Yogyakarta, Rakyat45.com – Dalam acara Bimbingan Teknis Pengelolaan Destinasi Wisata yang diselenggarakan di Daerah Istimewa Yogyakarta, diselenggarakan di Pendopo Desa Wisata Kalakijo, Jl. Pajangan Desa Kalakijo RT 02, Guwosari, Pajangan, Bantul, Selasa, 12/08/2025
Sekretaris Umum DPD PUTRI DIY, Agus Budi Rachmanto, menyampaikan pemikiran mendalam tentang pentingnya transformasi dan adaptasi dalam pengelolaan bisnis pariwisata saat ini.”
Dalam paparannya, Agus menjelaskan bahwa dunia pariwisata kini memasuki fase baru yang disebut Transformative Tourism and System.
Menurutnya, sejak tahun 2000 hingga 2020, telah terjadi pergeseran paradigma besar-besaran yang disebut sebagai transisi dari Zero Point 3 menuju Zero Point 5, yang menandai perubahan mendasar dalam cara berpikir dan bertindak dalam dunia bisnis, khususnya pariwisata.
Tahun 2000 kita berada di Zero Point 3, lalu 2010 masuk ke Zero Point 4, dan sekarang di tahun 2020-an kita sudah berada di Zero Point 5. Perubahan ini bukan sekadar teknologi, tetapi cara pandang dan kesadaran kita dalam menjalankan bisnis,” jelas Agus.
Dari Kompetisi ke Kolaborasi
Salah satu pergeseran besar yang ditekankan Agus adalah berubahnya pola bisnis dari kompetisi menjadi kolaborasi. Jika dahulu kesuksesan bisnis ditentukan oleh siapa yang paling unggul, saat ini yang menjadi kunci adalah siapa yang paling mampu berjejaring, berkolaborasi, dan membangun relasi yang kuat.

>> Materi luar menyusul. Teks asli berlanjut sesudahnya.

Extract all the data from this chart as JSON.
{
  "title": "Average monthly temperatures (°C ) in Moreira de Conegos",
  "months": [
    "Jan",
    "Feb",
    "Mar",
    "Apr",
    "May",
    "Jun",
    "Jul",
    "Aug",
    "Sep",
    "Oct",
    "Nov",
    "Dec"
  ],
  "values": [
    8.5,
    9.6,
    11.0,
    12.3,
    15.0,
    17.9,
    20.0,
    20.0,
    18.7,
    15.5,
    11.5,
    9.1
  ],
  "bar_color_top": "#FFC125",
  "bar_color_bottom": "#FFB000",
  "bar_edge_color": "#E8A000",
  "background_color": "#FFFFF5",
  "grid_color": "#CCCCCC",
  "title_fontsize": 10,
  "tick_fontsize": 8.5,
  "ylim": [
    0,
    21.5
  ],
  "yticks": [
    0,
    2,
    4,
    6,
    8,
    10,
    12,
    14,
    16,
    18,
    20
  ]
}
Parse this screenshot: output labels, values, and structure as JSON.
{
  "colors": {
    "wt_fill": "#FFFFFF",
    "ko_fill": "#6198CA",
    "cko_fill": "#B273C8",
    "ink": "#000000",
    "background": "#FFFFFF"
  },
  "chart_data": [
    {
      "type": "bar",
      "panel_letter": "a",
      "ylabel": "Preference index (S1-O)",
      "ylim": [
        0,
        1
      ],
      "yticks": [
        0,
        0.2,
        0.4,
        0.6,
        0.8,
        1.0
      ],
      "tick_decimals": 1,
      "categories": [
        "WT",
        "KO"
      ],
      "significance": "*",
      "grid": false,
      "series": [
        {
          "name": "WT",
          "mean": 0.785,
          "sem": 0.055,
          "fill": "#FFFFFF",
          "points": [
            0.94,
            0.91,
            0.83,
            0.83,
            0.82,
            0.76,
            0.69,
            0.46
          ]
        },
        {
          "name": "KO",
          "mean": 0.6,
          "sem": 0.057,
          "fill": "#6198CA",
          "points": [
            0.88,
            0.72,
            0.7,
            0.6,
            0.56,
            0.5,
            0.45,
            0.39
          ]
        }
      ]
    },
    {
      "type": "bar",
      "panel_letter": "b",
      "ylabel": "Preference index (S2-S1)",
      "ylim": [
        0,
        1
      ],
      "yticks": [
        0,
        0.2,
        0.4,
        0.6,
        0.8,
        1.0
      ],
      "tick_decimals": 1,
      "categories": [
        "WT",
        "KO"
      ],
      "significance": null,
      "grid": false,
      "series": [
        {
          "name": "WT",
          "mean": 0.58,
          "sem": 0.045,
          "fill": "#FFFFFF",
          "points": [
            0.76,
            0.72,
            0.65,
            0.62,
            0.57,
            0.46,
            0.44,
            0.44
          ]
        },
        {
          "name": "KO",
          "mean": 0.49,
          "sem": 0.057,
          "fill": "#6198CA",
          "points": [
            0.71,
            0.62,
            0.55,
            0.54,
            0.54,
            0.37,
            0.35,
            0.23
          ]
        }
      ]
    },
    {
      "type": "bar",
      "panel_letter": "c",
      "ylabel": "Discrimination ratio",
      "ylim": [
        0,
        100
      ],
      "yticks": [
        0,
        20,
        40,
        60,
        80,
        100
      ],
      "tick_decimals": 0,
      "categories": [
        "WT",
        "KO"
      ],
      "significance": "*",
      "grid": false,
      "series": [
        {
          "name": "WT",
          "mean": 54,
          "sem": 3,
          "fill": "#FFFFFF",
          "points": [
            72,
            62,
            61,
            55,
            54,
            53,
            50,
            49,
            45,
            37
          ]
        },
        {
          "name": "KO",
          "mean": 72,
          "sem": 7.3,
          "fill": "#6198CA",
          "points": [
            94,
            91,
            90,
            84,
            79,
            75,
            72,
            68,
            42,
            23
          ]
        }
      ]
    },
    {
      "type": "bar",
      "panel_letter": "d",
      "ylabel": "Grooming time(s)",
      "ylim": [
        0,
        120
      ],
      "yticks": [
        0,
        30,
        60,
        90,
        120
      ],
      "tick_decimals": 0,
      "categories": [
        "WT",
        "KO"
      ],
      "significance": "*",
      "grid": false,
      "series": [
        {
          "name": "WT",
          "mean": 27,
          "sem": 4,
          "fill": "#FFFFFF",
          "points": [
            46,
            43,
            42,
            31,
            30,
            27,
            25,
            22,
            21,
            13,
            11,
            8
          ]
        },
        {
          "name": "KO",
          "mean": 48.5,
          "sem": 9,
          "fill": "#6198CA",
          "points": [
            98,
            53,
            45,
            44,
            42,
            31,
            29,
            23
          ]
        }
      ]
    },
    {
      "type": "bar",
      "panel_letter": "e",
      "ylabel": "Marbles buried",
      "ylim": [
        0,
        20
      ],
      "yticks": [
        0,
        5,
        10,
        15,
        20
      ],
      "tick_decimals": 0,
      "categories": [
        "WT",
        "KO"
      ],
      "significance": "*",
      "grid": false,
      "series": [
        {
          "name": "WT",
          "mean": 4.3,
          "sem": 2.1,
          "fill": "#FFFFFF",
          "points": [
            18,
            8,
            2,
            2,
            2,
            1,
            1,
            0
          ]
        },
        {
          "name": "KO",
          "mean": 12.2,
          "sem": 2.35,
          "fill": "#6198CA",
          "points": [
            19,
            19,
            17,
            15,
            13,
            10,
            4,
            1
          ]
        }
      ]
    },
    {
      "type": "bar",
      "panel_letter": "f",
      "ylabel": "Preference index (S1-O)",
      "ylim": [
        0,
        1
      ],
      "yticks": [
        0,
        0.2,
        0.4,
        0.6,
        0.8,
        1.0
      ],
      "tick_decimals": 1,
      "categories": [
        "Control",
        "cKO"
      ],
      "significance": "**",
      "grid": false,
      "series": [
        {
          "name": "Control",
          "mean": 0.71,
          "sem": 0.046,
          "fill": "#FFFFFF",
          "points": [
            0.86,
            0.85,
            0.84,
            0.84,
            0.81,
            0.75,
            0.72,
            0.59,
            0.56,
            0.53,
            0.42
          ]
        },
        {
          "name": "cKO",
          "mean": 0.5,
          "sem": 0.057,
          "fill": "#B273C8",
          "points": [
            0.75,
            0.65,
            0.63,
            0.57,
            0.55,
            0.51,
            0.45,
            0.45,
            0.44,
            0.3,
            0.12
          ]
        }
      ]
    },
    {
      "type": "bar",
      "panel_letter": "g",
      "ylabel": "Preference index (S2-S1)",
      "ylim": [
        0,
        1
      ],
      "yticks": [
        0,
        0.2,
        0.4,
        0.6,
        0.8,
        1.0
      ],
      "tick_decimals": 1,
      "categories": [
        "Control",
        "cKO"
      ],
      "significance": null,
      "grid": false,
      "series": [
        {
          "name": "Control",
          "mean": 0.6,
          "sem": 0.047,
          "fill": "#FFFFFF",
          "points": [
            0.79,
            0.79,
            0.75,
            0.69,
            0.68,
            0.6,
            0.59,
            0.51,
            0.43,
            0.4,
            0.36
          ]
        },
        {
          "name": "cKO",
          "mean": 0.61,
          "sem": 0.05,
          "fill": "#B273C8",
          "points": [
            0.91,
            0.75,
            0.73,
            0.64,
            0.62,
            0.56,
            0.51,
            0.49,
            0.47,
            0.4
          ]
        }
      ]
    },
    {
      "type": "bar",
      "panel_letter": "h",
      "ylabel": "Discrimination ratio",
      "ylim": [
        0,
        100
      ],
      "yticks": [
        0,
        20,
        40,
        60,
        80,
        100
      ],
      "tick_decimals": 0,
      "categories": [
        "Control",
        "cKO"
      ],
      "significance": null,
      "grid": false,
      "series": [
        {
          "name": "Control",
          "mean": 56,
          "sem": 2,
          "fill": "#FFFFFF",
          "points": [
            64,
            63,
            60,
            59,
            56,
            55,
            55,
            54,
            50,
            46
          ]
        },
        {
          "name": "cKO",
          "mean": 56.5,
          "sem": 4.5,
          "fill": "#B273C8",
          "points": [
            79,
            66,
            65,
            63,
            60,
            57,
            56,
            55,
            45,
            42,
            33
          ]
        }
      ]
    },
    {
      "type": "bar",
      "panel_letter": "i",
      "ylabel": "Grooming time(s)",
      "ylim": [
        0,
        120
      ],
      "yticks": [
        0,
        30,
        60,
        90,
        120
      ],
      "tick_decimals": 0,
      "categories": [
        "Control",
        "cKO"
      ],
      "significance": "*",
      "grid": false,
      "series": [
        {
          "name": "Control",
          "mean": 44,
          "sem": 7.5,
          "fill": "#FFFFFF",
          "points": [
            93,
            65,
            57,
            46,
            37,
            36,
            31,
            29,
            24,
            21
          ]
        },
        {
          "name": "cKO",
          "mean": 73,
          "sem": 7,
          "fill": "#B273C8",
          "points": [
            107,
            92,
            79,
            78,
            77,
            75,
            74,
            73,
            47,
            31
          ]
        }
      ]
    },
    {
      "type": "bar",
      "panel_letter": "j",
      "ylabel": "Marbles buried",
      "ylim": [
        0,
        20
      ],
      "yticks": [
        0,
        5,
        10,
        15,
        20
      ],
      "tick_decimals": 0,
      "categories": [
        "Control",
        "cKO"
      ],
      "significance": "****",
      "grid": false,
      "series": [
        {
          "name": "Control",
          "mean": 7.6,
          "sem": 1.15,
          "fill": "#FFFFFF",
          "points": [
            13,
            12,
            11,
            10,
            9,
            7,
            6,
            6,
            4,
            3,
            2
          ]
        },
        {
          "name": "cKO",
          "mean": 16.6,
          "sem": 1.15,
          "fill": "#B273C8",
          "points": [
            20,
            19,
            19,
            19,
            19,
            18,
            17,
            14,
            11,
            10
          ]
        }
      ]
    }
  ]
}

Dulu kita bersaing, sekarang kita harus bersinergi. Era keterhubungan ini menuntut kita untuk membuka diri, berintegrasi, dan bekerja bersama,” tegasnya.
Contoh paling nyata dari transformasi ini adalah munculnya bisnis-bisnis berbasis platform seperti Gojek dan Traveloka. Mereka tidak memiliki aset fisik seperti pabrik atau hotel, namun mampu menguasai pasar melalui kekuatan jaringan, teknologi, dan nilai tambah yang mereka tawarkan.
Era Keterhubungan dan Energi
Agus juga menyoroti bagaimana era digital telah membawa manusia pada fase everything connected, di mana semua hal terhubung melalui teknologi. Namun, menurutnya, keterhubungan bukan hanya antar perangkat, melainkan juga antar manusia dan nilai-nilai spiritual.
Hari ini bukan hanya produk yang dijual, tapi energi dan cerita di baliknya. Semakin kita mampu menyampaikan nilai, cerita, dan pengalaman kepada wisatawan, semakin kuat daya tarik destinasi kita,” ujarnya.
Dalam bisnis pariwisata, pengalaman (experience) menjadi kunci. Wisatawan tidak hanya ingin melihat tempat, tapi juga merasakan makna dan keterlibatan emosional. Inilah yang membedakan antara produk biasa dan meaningful experience.
Perlu Integrasi antara Materi dan Spirit
Lebih jauh, Agus mengajak seluruh pelaku pariwisata untuk menggabungkan aspek materi dan non-materi, antara ilmu pengetahuan (science) dan spiritualitas.
Kalau kita hanya fokus pada materi, kita akan bekerja keras. Tapi jika kita paham dan mengelola energi serta nilai-nilai spiritual, kita bisa bekerja dengan lebih cerdas dan bermakna,” jelasnya.
“Ia menegaskan bahwa saat ini bukan saatnya lagi bersaing secara egois, melainkan saatnya untuk menyatu dalam visi bersama, menghilangkan kepentingan pribadi, dan membangun ekosistem yang saling mendukung
Setiap fase akan membawa tantangan dan peluang. Jangan abaikan perubahan ini, karena jika kita tidak berubah, kita akan tertinggal,” Papar:Agus
Acara ini bukan sekadar pelatihan teknis, tetapi menjadi panggung refleksi bagi pelaku pariwisata untuk menyiapkan diri menghadapi masa depan. Transformasi bukan hanya soal teknologi, tapi juga soal cara berpikir, merasa, dan bertindak. Pariwisata masa depan adalah tentang keterlibatan, makna, kolaborasi, dan kesadaran spiritual. “pungkasnya.**(Ags w).